Golden rottweiler dans une main, cavalier King Charles dans l'autre, Priscillia, 27 ans, promène "Zoé" et "Fatou" sous les arcades de cet hôpital impressionnant du 19e siècle en briques rouges. "J'adore les chiens, c'est sympa", lance-t-elle, guillerette.
"Priscillia souffre de psychoses infantiles, quand je l'ai prise en charge, elle n'avait comme rapport au monde que la souffrance, elle se scarifiait, se brûlait... Après une séance de cynothérapie, tout cela a disparu, c'était spectaculaire", assure William Lambiotte, infirmier cynothérapeute qui a introduit l'activité dans l'hôpital.
"Elle s'est ouverte aux autres, elle est devenue coquette, elle a retrouvé la valorisation qu'elle n'a jamais eue", ajoute M. Lambiotte, également éducateur canin.
Effet "anti-dépresseur", enrayement du processus d'isolement, diminution du stress, adaptation à la vie sociale... côtoyer, promener et s'occuper des canins engendrerait de nombreux bénéfices pour les patients. Mais, "les chiens sont aussi indispensables qu'inexplicables. Pourquoi des malades qui ne reconnaissent pas leur propre famille, reconnaissent, "Fatou", "Zoé" ou "Evie" ? Je ne l'explique pas", avoue M. Lambiotte.
"Evie" - un autre cavalier King Charles - sur les genoux, l'infirmier anime chaque semaine un groupe de parole d'une dizaine de malades.
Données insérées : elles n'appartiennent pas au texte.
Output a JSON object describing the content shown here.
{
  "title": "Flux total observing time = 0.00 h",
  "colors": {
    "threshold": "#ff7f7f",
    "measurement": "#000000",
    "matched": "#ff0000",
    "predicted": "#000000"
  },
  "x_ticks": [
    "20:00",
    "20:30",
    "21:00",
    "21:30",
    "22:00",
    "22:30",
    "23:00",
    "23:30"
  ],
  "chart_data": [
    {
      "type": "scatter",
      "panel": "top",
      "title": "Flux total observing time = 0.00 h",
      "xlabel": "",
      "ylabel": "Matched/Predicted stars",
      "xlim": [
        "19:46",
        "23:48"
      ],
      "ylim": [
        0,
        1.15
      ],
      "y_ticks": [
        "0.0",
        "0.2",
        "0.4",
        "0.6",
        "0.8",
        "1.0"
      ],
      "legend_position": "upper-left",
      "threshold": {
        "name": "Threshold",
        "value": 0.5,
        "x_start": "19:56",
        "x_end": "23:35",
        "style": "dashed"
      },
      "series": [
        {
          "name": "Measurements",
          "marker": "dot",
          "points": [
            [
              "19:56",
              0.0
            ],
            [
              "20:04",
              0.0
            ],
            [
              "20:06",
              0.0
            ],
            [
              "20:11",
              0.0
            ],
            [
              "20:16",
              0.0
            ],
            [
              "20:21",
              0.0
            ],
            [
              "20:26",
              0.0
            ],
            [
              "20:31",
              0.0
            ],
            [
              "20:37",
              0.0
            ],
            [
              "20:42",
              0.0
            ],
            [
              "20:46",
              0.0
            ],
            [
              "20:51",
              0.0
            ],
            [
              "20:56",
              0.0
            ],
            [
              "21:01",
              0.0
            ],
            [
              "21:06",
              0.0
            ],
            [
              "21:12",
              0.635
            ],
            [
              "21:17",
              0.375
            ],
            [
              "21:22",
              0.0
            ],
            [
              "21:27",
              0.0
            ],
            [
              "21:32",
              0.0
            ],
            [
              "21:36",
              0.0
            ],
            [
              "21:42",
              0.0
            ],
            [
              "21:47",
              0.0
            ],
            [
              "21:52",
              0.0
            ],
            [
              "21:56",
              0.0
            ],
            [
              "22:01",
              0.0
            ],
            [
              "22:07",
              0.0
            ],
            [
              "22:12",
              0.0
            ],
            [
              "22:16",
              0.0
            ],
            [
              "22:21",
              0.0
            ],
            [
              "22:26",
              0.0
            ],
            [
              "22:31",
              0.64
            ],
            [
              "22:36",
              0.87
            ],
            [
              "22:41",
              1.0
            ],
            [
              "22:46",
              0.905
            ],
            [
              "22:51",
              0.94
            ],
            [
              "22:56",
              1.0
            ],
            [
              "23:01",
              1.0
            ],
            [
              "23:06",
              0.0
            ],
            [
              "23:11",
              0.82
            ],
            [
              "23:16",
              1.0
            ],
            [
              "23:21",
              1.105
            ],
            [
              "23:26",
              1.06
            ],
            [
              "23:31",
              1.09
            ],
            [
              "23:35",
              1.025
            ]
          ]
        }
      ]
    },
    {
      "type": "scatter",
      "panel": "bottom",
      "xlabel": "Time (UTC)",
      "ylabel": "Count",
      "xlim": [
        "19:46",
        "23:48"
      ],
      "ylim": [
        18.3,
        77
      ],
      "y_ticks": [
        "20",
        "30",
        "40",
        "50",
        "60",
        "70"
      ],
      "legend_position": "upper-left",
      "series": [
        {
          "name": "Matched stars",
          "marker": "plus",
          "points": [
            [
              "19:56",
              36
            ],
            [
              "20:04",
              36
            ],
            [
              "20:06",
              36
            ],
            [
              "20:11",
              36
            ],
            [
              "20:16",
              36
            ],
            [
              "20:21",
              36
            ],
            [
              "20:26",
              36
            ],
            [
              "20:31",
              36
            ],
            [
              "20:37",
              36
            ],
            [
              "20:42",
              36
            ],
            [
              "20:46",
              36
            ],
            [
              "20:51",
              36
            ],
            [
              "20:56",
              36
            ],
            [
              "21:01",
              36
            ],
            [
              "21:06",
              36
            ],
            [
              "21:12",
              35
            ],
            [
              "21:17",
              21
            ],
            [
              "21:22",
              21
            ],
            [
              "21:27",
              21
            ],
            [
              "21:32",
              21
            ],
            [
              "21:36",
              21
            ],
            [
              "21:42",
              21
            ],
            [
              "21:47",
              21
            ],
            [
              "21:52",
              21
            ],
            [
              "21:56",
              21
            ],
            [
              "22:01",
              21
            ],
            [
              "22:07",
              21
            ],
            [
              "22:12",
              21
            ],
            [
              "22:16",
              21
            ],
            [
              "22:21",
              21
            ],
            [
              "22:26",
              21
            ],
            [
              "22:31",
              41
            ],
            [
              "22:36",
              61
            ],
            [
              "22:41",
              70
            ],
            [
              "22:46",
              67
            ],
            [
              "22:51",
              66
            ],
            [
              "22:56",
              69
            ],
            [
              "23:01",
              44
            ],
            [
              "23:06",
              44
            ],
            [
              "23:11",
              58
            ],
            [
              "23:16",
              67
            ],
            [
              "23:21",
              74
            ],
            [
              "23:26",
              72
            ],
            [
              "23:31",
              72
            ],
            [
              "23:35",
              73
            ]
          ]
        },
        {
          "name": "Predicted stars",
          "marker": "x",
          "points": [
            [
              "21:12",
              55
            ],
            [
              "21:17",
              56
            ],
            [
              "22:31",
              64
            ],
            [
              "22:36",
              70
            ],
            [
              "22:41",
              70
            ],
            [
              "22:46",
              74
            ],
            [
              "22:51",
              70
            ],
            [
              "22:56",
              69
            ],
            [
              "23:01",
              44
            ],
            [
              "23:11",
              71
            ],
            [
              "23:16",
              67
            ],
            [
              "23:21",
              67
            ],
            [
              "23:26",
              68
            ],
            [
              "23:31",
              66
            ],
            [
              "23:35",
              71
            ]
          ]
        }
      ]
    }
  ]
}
A tour de rôle, chacun dit ce qu'il a sur le coeur : "Mon père est mort", lance ainsi Karim avant de s'éclipser; "moi, ma cousine est vivante", poursuit Sylvie, alors que Jean-Claude raconte sa visite du château de Versailles.
"On a remarqué que la présence d'un chien lors des groupes de parole ramenait davantage de patients, mais surtout libérait la parole plus facilement", explique, en blouse blanche, M. Lambiotte.
'Un médicament comme un autre'
L'hôpital Philippe Pinel, qui compte environ 300 malades et quatre chiens, est le seul centre psychiatrique de France où la cynothérapie a été intégrée à l'arsenal thérapeutique, selon l'infirmier.
Depuis la création de l'activité, 259 patients de six à 98 ans et porteurs de 97 diagnostics différents ont été pris en charge, et 54 médecins sont désormais "prescripteurs de cynothérapie".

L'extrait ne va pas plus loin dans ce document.